1 Overview

1.1 Background

Over the past 20 years, there has been tremendous growth in human genomics, with millions of human genomes sequenced and many more to come in the future. This data, along with other biomedical information, has the potential to greatly improve our understanding of healthy living and transform healthcare. To achieve these goals, we need new approaches to research that involve cloud computing, which is the only way to effectively share and analyze data at this scale. The traditional method of genomic data sharing through centralized data warehouses is becoming unsustainable and inefficient. It creates redundant infrastructure and administrative inefficiencies that make collaborative analysis challenging, especially as datasets increase in size. This approach also leads to high transfer and download costs and poses security and compliance risks.

The NHGRI Genomic Data Science Analysis, Visualization, and Informatics Lab-Space, or AnVIL, inverts the traditional model, providing a cloud environment for the analysis of large genomic and related datasets. By providing a secure, unified environment for data management and compute, AnVIL eliminates the need for data movement, allows for active threat detection and monitoring, and provides elastic, shared computing resources that can be acquired as needed.

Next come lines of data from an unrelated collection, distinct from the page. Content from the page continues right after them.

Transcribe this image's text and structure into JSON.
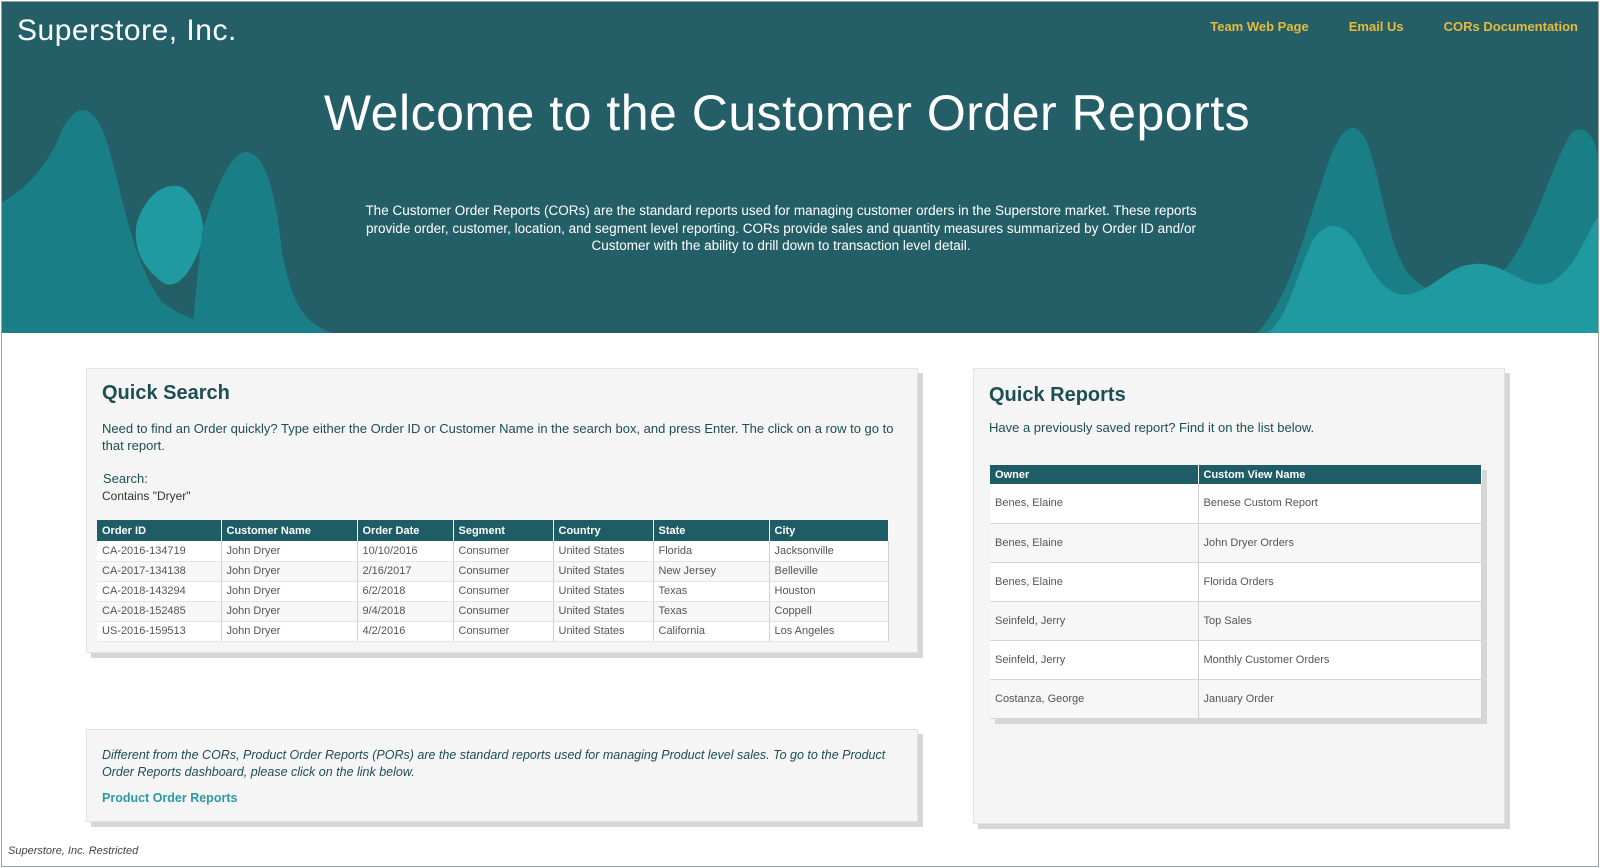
{
  "colors": {
    "header_bg": "#245f68",
    "wave_light": "#1f9aa0",
    "wave_mid": "#1a7e86",
    "nav_link": "#e8b93a",
    "table_header": "#1f5d66",
    "link": "#2a9aa5"
  },
  "header": {
    "brand": "Superstore, Inc.",
    "nav": [
      {
        "label": "Team Web Page"
      },
      {
        "label": "Email Us"
      },
      {
        "label": "CORs Documentation"
      }
    ],
    "title": "Welcome to the Customer Order Reports",
    "description": "The Customer Order Reports (CORs) are the standard reports used for managing customer orders in the Superstore market. These reports provide order, customer, location, and segment level reporting. CORs provide sales and quantity measures summarized by Order ID and/or Customer with the ability to drill down to transaction level detail."
  },
  "quick_search": {
    "title": "Quick Search",
    "intro": "Need to find an Order quickly? Type either the Order ID or Customer Name in the search box, and press Enter. The click on a row to go to that report.",
    "search_label": "Search:",
    "search_value": "Contains \"Dryer\"",
    "columns": [
      "Order ID",
      "Customer Name",
      "Order Date",
      "Segment",
      "Country",
      "State",
      "City"
    ],
    "rows": [
      [
        "CA-2016-134719",
        "John Dryer",
        "10/10/2016",
        "Consumer",
        "United States",
        "Florida",
        "Jacksonville"
      ],
      [
        "CA-2017-134138",
        "John Dryer",
        "2/16/2017",
        "Consumer",
        "United States",
        "New Jersey",
        "Belleville"
      ],
      [
        "CA-2018-143294",
        "John Dryer",
        "6/2/2018",
        "Consumer",
        "United States",
        "Texas",
        "Houston"
      ],
      [
        "CA-2018-152485",
        "John Dryer",
        "9/4/2018",
        "Consumer",
        "United States",
        "Texas",
        "Coppell"
      ],
      [
        "US-2016-159513",
        "John Dryer",
        "4/2/2016",
        "Consumer",
        "United States",
        "California",
        "Los Angeles"
      ]
    ]
  },
  "product_reports": {
    "note": "Different from the CORs, Product Order Reports (PORs) are the standard reports used for managing Product level sales. To go to the Product Order Reports dashboard, please click on the link below.",
    "link": "Product Order Reports"
  },
  "quick_reports": {
    "title": "Quick Reports",
    "intro": "Have a previously saved report? Find it on the list below.",
    "columns": [
      "Owner",
      "Custom View Name"
    ],
    "rows": [
      [
        "Benes, Elaine",
        "Benese Custom Report"
      ],
      [
        "Benes, Elaine",
        "John Dryer Orders"
      ],
      [
        "Benes, Elaine",
        "Florida Orders"
      ],
      [
        "Seinfeld, Jerry",
        "Top Sales"
      ],
      [
        "Seinfeld, Jerry",
        "Monthly Customer Orders"
      ],
      [
        "Costanza, George",
        "January Order"
      ]
    ]
  },
  "footer": "Superstore, Inc. Restricted"
}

AnVIL currently provides secure access to hundreds of thousands of NHGRI datasets spanning nearly 5 petabytes of data and is built from a set of established components that are accessed and connected through the AnVIL Portal at https://anvilproject.org/ . The AnVIL homepage provides researchers an entry point into these tools, along with documentation, data browser, and links to related resources.

1.2 About this Demo

The Welcome to AnVIL demo provides an overview of the AnVIL platform, its purpose, and how it can benefit researchers and the broader genomics community. We highlight some of the historic challenges of analyzing and sharing large-scale genomic data and describe how AnVIL provides a cloud-based solution for accessing and analyzing such data. We also cover key features and functionalities of AnVIL, including its compatibility with popular analysis tools/ Finally, we emphasize the importance of collaboration and community engagement in driving AnVIL’s development and future growth, providing resources to customize your journey with AnVIL.

1.3 Skills Level

Genetics

Novice: no genetics knowledge needed

Programming skills

Novice: no programming experience needed

1.4 Learning Objectives

  1. Understand the benefits of using cloud computing for genomic data analysis and the limitations of traditional data-sharing paradigms.

  2. Identify the main features and tools available on the AnVIL platform and their potential applications in genomics research.

  3. Learn how to navigate and access a Workspace, the starting point for a basic analysis using the AnVIL tools.

  4. Identify potential use cases for the AnVIL platform in your own research projects.

  5. Learn about additional resources to self-guide your discovery on AnVIL.